I admit I was slightly worried about the solo, as I always was when we needed something great from someone. Callum and Bob came back into the room looking focused, towing Jimmy who was smiling his usual happy-go-lucky smile. We were ready for him, but was he ready to bring it home?

As Jimmy strapped on his Gibson, Callum and Bob took their positions on either side of him. I tried not to look, not wanting to jinx his performance.

“Okay buddy, you can do it. Make it dirty.” Bob said. “Send it, man, frickin’ send it,” Callum said.

Then together, in somewhat of a football cheer, they chanted in unison. “JIM-MY!”

I hit the button and inside our headphones music started to roll. Glancing quickly to the side I made sure he was hearing it and then reduced my movements to a minimum. Jimmy was hunkered over his instrument, body swaying in time. I listened intently as the vocal cried out its final chorus and faded away. The window into the solo section was about to open.

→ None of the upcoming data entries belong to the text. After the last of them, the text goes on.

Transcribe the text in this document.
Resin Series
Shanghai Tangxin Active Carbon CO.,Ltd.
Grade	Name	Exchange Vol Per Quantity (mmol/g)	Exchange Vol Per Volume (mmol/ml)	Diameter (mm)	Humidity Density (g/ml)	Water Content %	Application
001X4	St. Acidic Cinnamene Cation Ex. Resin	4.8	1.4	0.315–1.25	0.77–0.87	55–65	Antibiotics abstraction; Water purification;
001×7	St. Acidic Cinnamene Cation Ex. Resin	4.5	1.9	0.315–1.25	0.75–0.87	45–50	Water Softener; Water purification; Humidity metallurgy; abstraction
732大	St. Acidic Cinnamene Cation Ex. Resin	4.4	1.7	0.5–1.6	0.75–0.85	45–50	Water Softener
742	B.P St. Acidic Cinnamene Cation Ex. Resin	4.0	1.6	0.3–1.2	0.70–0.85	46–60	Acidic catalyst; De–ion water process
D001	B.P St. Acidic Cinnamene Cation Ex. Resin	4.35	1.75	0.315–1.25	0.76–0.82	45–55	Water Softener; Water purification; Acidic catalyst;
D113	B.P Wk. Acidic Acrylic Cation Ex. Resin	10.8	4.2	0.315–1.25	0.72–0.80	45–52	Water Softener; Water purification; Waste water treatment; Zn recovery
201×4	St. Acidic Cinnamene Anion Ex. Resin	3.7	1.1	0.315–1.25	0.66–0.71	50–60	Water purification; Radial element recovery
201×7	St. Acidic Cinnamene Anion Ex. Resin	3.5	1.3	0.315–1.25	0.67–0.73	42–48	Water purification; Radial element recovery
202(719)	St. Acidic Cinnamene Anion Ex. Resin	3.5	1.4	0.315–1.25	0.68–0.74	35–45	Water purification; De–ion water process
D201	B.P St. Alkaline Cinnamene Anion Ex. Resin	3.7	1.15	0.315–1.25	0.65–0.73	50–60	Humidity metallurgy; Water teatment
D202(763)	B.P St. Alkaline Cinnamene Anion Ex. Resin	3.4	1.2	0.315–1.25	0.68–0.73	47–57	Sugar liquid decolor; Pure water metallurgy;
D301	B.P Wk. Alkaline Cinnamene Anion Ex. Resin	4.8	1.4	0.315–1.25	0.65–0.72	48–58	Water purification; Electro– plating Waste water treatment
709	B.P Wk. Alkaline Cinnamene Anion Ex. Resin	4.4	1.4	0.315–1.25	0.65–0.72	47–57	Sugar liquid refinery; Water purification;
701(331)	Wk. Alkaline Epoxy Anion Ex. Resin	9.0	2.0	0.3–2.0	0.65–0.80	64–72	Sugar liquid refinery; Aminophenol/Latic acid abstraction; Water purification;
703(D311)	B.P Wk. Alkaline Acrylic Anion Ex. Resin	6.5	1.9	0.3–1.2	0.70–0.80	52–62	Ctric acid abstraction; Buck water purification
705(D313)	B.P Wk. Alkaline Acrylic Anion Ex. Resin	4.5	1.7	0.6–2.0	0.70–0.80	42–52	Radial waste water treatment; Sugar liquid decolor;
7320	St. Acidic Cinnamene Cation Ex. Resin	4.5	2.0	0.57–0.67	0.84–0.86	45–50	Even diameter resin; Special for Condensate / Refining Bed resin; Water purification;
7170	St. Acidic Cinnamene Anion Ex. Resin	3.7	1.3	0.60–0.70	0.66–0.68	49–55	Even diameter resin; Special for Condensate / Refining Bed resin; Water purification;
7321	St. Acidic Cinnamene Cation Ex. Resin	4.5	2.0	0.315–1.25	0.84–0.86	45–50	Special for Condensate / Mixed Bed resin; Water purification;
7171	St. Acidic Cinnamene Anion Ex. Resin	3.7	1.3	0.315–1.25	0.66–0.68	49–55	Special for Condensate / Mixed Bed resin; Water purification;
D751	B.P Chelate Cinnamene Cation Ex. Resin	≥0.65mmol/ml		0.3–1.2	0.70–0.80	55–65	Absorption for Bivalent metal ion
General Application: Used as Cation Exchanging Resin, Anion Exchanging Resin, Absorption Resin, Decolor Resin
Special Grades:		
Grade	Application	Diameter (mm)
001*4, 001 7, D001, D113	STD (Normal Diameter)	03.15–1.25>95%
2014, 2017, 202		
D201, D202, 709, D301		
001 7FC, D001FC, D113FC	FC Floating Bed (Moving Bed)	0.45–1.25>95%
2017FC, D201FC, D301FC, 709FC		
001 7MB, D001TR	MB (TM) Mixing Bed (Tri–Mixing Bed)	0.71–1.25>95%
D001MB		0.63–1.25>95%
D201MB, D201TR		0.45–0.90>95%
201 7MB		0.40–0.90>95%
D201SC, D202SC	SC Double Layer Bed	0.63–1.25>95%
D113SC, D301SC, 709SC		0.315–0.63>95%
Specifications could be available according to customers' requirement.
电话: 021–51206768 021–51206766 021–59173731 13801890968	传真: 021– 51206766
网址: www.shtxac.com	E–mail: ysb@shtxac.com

His notes began conservatively, measured and clean. The melody started to appear, blooming on my computer screen in waves of bright color as Pro Tools made visible what our ears were hearing. Jimmy’s feet shuffled one, then the other past the legs of the drum kit in a slow dance of concentration. The confined area of the studio necessitated his having to walk on top of cables and dodge unused equipment boxes and stands, but he was in “the zone” now unaware of danger, moving like a somnambulist toward some mysterious enticement. He turned his back to us, headphones slipping so far forward they practically obscured his face; simultaneously our headphones filled with an awe-inspiring sequence of improvised creation. I stole a glance to my left, throwing a quick thumbs up to the others, stifling my urge to yell. There was a collective nodding of heads, and mouthing of the word : “YES”.

But where was he going? The fluid power of the solo did not waver as Jimmy continued to move farther west across the studio floor. In a moment he would crash into the wall – were his eyes open?

A flash of consternation suddenly wiped away any smugness I might have had about the song being in the bag. Where the hell was he going? In the heat of his brilliance Jimmy’s grunts were audible - it was clear he was doing some heavy lifting, aiming for that finish line with all he had. Then abruptly his movements stopped - squarely in front of the bathroom door. He was still playing his heart out but now there was clearly an object to his communication. He was so far into “the zone” he was making the ultimate connection, an other worldly communion only fully understood by a rarified few. Yes, I could see it now: he was merging with his amp.

It was hard not to feel superfluous now. If I had wanted to take any credit for helping bring Jimmy to this jumping off point, I was humbled. Only a new, six-panel pine door stood between Jimmy and his other half there next to the drier, and he was gone, leaving us behind to sweep up after him with a dime store broom. The upside was that a delicious dinner would be waiting for us, rewarding us for his work. If we could pry him out of the headphones and bring him down from his higher state of enlightenment, there might even be dessert. I was hungry for something as deeply nourishing and it appeared that Lena’s cooking would be my next best option.